Patrick Dillon, business manager of the Provincial Building and Construction Trades Council of Ontario in Toronto, says employers and the labour community should embrace the report. “Safety is not only morally right, it adds to the bottom line of businesses by preventing injuries, illnesses and fatalities,” Dillon says in a statement.
It is “deeply regrettable” that it took the deaths of four young men to trigger the review, Len Elliott, an MOL inspector and an activist with the Toronto-based Ontario Public Service Employees Union, says in a union statement. “We will be watching very closely to ensure that all the recommendations are implemented to the fullest in order that Ontario becomes a safer place for working people,” Elliott says.
NO FALLING DOWN
Despite repetitive messaging, falls from height continue to be a challenge. Recently, a number of jurisdictions have taken steps to address this persistent hazard:
- A six-week safety blitz of Alberta construction sites last fall resulted in almost 300 inspections involving 146 commercial construction employers. Inspectors issued 214 orders, including 57 for fall hazards and 49 for a lack of proper fall protection safeguards, notes Alberta Employment and Immigration (AEI) in Edmonton. Thirty-nine of the directives issued were stop-work orders. “To say I’m disappointed with these results is an understatement,” labour minister Thomas Lukaszuk said at the time.

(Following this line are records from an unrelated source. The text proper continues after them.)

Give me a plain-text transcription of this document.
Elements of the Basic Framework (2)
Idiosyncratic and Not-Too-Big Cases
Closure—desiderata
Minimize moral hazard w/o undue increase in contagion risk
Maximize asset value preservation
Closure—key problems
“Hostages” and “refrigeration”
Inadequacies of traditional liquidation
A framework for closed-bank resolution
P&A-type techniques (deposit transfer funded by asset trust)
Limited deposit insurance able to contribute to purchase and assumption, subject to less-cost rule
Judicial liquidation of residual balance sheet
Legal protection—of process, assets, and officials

- The Workers Compensation Board of Manitoba has made its Construction Health and Safety Incentive Program permanent. The program, launched as a pilot in 2007, allows for a reduction in assessment rates for a firm that earns a certificate of recognition (COR). Among other things, this requires undergoing training and passing an independent safety audit. The lost-time injury rate for the construction sector dropped from 8.8 to 6.9 per 100 full-time equivalent workers between 2007 and 2009.
- As of January, New Brunswick has new fall protections under its General Regulation. Promoting prevention rather than fall arrest and response, the new rules seek to reduce the human and financial costs of falls from heights. These account for as much as $5 million in workers’ compensation costs every year, reports WorkSafeNB in Saint John.
- In December, the Occupational Safety and Health Administration (OSHA) in Washington, D.C. announced it had withdrawn a 1995 directive, originally meant as a temporary policy, that allowed employers engaged in certain residential construction activities to use alternative methods to stated fall protection. Of the approximately 40 workers who die each year in the United States as a result of falls from residential roofs, one-third are Latino workers who often lack sufficient access to safety information and protections, OSHA reports. Companies have up to six months to comply.